An association exists between EPTB and HIV, which we identified, but it is weak due to the variation in diagnosis and/or defining criteria for EPTB and/or confirmation of HIV status among studies identified for the present review. For instance, some studies that identified patients as having EPTB also included patients with concomitant PTB and EPTB [37, 52], whereas some studies restricted inclusion to patients with isolated EPTB [5, 39, 48, 49]. The impact of this inconsistency in definition of EPTB was documented in a study [5] in which the effect estimate becomes stronger from an RR of 1.1 to 1.7 when liberal diagnosis of EPTB was applied. It was found that some studies did not describe confirmation procedures of EPTB [44] or HIV status [38], or both [46]. As stated earlier, because diagnosis of EPTB in itself often is difficult, EPTB may have been underdiagnosed [47]. Taken together, should there be underreporting, this will lead to insufficient data to provide a weak, but significant, association rather than a stronger association.
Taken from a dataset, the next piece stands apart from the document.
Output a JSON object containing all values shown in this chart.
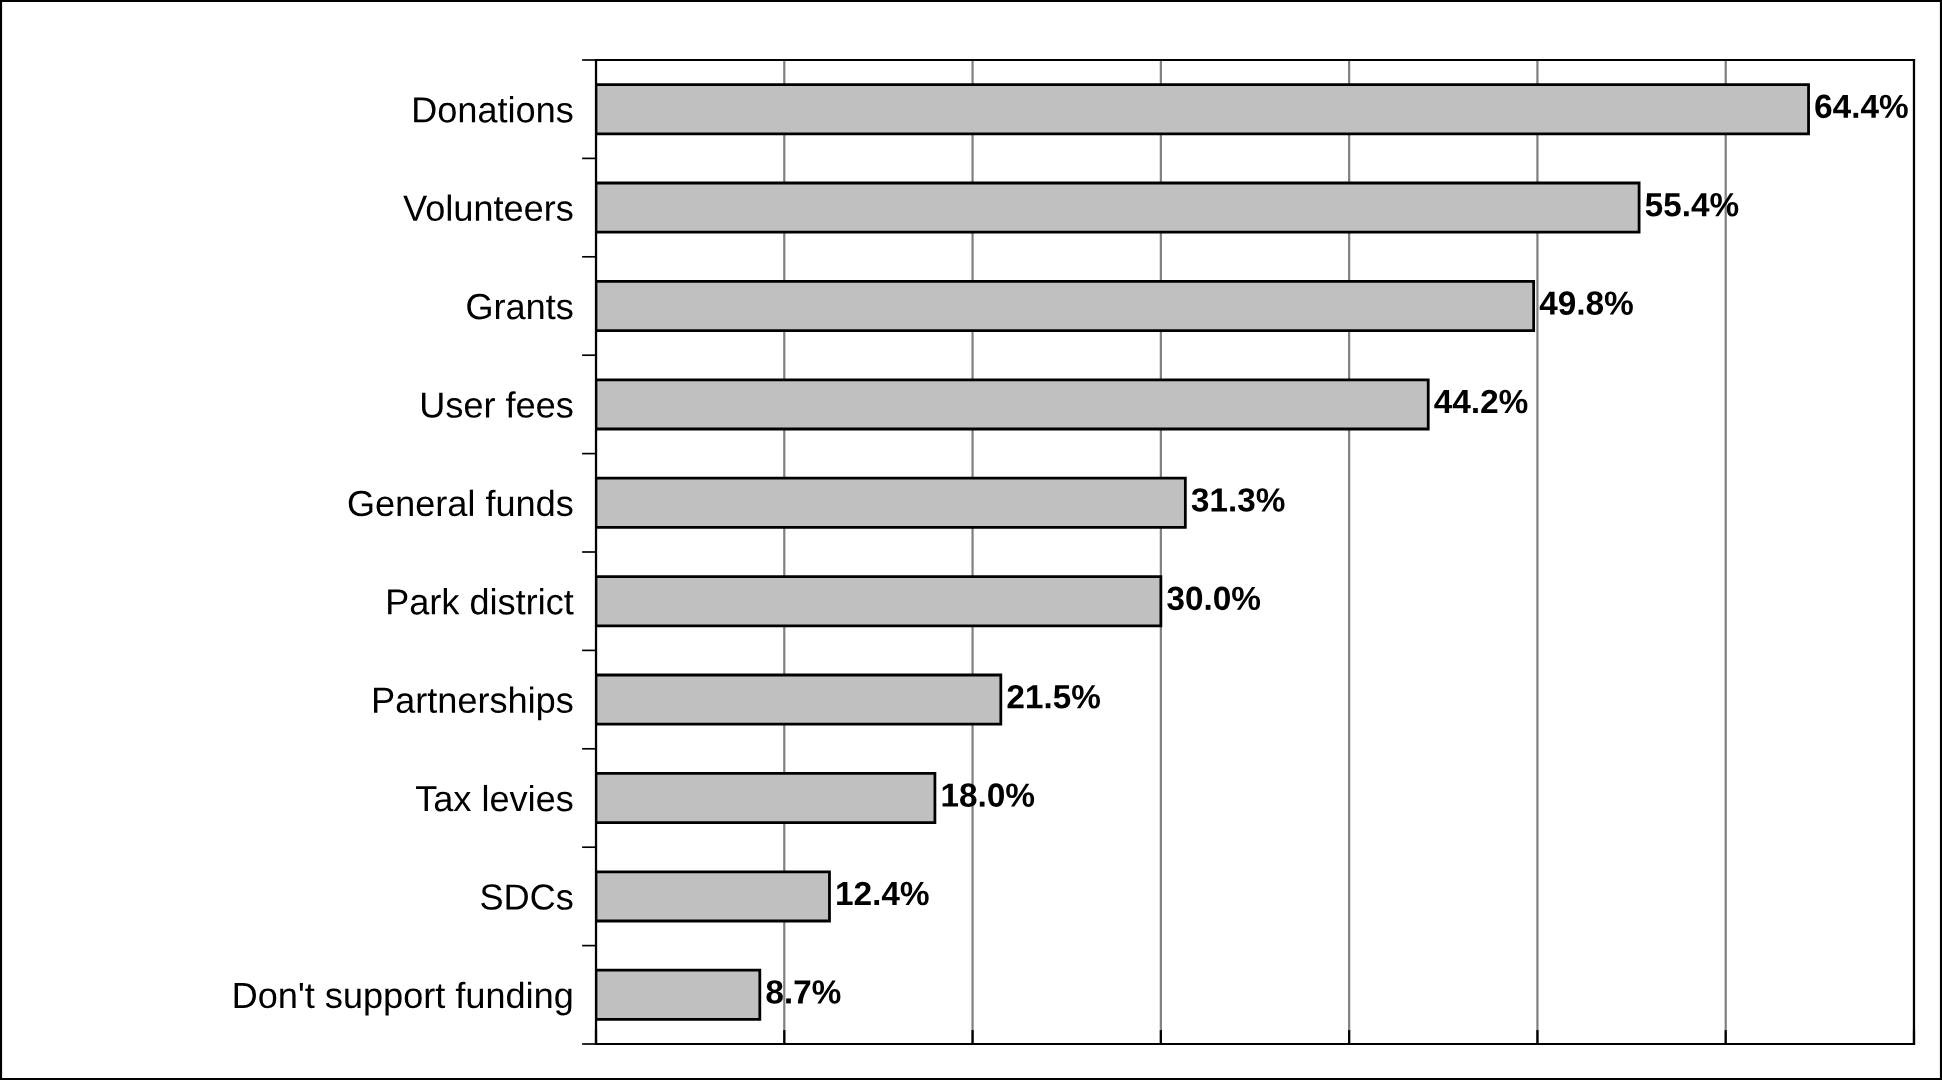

Contradictory to the present study, some individual studies reported a high frequency of EPTB in HIV-negative patients [47, 56] even in countries, such as Malawi where HIV prevalence is reportedly high [46, 57]. This suggests that the development of EPTB may be truly unrelated to HIV serostatus [57]. However, patients with an unknown HIV serostatus among the study population may have been interpreted as HIV seronegative, leading to selection bias. We acknowledge the limitation of our estimations; the studies identified for the present analysis were of observational designs and therefore reported crude and adjusted ORs could be biased due to unmeasured or unknown confounders [25]. Regarding the confirmation of EPTB, in the context of diagnosis, EPTB compounds the difficulty imposed by their having a lower frequency of sputum smear positivity [58]. As with earlier reviews [58, 59], a recent systematic review addressing 25 studies showed that the commercial serological tests provided inaccurate and imprecise estimates of sensitivity (range 0–100 %) and specificity (range 59–100 %) for overall EPTB [60]. For lymph node and pleural EPTB, the mean sensitivity was 64 % (range 28–92 %) and 46 % (range 29–63 %), respectively [60]. Misdiagnosis of EPTB is common in all countries and may, therefore, result in unnecessary treatment if falsely diagnosed, or greater morbidity and mortality if the diagnosis is missed, especially in HIV-infected patients [59].

Nevertheless, the association between EPTB and HIV documented in the current study is consistent with presumed pathogenesis and clinical rationale [54, 55], which reinforced our confidence in effect estimation.

Improved recognition of EPTB risk factors may facilitate earlier case detection and treatment, resulting in subsequent reduction in EPTB-associated morbidity and mortality. The positive association between EPTB and HIV documented in the current study implies that TB control program might benefit from a focus on interventions designed to reduce HIV infection and vice versa. Improved understanding of risk factors for EPTB is important to the goal of TB elimination and would enable clinicians to apply a high index of suspicion to the HIV-infected population at risk for EPTB. Also, a positive diagnosis of EPTB should alert the clinician of a possible HIV-positive status. Similar to earlier studies, the present study acknowledges that HIV and M. tuberculosis infections are different and far more complex in coinfected compared with monoinfected patients.

In conclusion, the present meta-analysis indicates that there is evidence for the association between HIV and EPTB based on the case control studies. Further studies to understand the mechanisms of interaction of the two pathogens are recommended.